Thursday, February 19, 2009

The Cost of Life is Death

This week we watched the film noir Double Indemnity. Normally this is the part where I go through and find things I liked about the movie, however this week I must say that I didn’t like much about the movie. The reason the film didn’t suit my tastes is that everyone had to be dirty. There were no characters with sound morals or unbroken integrity. Consequently the entire movie was one downer after another.

The main character of the film is Walter Neff. Neff seems like your average run of the mill salesman. He is very charismatic, easy to talk to, and not the ugliest guy you’ve ever seen. However, when me makes a routine visit to renew an auto insurance policy he bites off more than he can chew when he meets Phyllis Dietrichson. Dietrichson draws Neff into her plan to take out an insurance policy on her husband, Mr. Dietrichson, and ultimately kill him to collect the insurance money. Dietrichson, in my opinion, is a good character, but only because she pulls off the idea of the femme fatale. She uses Neff by using her own sexuality to draw him into a web of destruction that for some reason Neff seems to glorify. Neff knows it’s not a good plan because of men like his boss, Barton Keyes. Keyes is basically the only character in the story with any sense of right and wrong, however I think even his judgment is skewed because of his love for money. With the distorted views the characters bring to the table the fates of Neff and Dietrichson could be concluded as soon as Keyes was introduced. Neff knew the plan was futile. He was trying to cheat death in a sense, but he failed.
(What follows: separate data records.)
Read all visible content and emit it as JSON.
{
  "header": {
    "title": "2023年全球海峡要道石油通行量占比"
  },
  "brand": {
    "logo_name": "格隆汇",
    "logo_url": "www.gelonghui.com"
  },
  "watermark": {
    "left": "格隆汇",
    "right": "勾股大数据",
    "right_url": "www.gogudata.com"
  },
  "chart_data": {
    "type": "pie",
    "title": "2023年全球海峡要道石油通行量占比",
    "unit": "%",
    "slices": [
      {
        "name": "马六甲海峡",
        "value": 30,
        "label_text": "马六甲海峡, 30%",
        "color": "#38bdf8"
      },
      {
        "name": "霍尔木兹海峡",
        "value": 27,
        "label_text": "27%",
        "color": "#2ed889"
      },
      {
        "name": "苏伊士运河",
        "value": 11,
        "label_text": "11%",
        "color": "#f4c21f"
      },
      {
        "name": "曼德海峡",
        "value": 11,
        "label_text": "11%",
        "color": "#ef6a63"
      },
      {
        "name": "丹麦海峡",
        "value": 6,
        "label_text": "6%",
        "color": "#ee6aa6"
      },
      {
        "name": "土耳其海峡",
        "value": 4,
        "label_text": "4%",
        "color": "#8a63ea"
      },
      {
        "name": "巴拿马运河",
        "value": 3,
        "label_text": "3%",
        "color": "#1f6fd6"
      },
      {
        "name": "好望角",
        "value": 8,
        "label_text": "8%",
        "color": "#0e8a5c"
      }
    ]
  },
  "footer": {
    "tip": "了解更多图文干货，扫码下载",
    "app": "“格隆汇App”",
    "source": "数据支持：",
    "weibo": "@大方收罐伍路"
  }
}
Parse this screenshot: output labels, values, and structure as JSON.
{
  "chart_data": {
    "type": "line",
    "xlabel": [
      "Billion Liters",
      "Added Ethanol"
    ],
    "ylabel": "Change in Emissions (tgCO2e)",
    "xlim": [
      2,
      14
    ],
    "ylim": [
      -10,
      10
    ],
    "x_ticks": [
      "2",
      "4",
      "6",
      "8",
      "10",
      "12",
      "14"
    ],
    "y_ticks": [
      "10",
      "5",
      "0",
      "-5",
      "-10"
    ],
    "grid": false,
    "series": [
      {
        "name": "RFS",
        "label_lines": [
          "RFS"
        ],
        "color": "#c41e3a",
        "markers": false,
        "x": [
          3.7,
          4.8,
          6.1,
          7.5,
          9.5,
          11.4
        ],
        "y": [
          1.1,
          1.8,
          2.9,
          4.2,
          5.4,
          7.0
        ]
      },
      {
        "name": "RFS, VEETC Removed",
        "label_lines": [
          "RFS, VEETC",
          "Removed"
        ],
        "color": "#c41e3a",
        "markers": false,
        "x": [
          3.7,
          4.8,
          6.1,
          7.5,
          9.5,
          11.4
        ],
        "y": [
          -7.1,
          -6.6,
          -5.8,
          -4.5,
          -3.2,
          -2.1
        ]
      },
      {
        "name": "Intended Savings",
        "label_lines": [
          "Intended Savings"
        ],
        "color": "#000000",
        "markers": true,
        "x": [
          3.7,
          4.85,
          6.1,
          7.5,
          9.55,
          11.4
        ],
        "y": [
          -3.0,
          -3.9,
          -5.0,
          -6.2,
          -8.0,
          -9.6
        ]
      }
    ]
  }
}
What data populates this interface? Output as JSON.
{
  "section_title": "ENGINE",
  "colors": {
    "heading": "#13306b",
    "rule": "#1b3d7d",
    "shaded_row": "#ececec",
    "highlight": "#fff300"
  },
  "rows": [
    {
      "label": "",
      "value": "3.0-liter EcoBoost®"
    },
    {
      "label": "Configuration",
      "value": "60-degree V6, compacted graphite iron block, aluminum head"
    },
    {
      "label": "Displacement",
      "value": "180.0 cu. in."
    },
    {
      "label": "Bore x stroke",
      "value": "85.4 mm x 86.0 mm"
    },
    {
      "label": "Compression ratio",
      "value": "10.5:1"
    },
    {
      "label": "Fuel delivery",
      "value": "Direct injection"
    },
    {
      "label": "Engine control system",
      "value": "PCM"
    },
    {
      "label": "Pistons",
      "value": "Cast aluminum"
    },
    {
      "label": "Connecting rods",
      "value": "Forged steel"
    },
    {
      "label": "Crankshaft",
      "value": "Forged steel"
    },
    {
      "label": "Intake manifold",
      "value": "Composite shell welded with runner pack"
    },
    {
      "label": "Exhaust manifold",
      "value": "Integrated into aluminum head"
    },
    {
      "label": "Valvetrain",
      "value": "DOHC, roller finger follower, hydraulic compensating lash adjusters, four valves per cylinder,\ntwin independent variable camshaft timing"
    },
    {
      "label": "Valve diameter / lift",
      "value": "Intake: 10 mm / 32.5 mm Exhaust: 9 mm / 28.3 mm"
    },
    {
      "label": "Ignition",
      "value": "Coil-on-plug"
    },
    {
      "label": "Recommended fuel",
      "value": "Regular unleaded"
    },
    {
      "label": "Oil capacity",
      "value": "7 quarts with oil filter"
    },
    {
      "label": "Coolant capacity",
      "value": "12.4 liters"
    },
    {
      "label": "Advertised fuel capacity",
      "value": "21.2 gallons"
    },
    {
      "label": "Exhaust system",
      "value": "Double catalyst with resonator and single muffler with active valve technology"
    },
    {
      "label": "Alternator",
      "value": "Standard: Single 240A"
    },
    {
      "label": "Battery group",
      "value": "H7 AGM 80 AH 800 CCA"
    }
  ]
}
So, what is cool about this film? I can’t really tell. Am I supposed to take pleasure in the seedy underbelly of our world? Am I supposed to bask in the glory of betrayal and corruption? I can’t. To me these are attributes that are looked down upon, not glorified. If there was a caption at the beginning of Public Enemy why wasn’t there a caption at the beginning of this? At least at the end of that film it seemed as though the main character had realized what he had done was wrong, and had come to terms with himself. However in this film he doesn’t even show remorse. He betrayed his friend/boss, killed the woman he thought that loved him, and ended up dead. To me, the end is all but fitting to conclude the broken tale of a man that could have been more, but chose a life that was so much less.


  1. I don't know about you, and maybe the end was fitting, but I still couldn't help but be a little unsatisfied with the end. For some reason it made me sad that he was going to die (one way or another). I didn't like him, but I didn't want him to die either. Weird, I know.

  2. I'm not saying I liked the end, but it did fit. I feel exactly the same. I thought Walter seemed like an alright guy.

  3. The ending is a bit unsettling. How could the end have been better?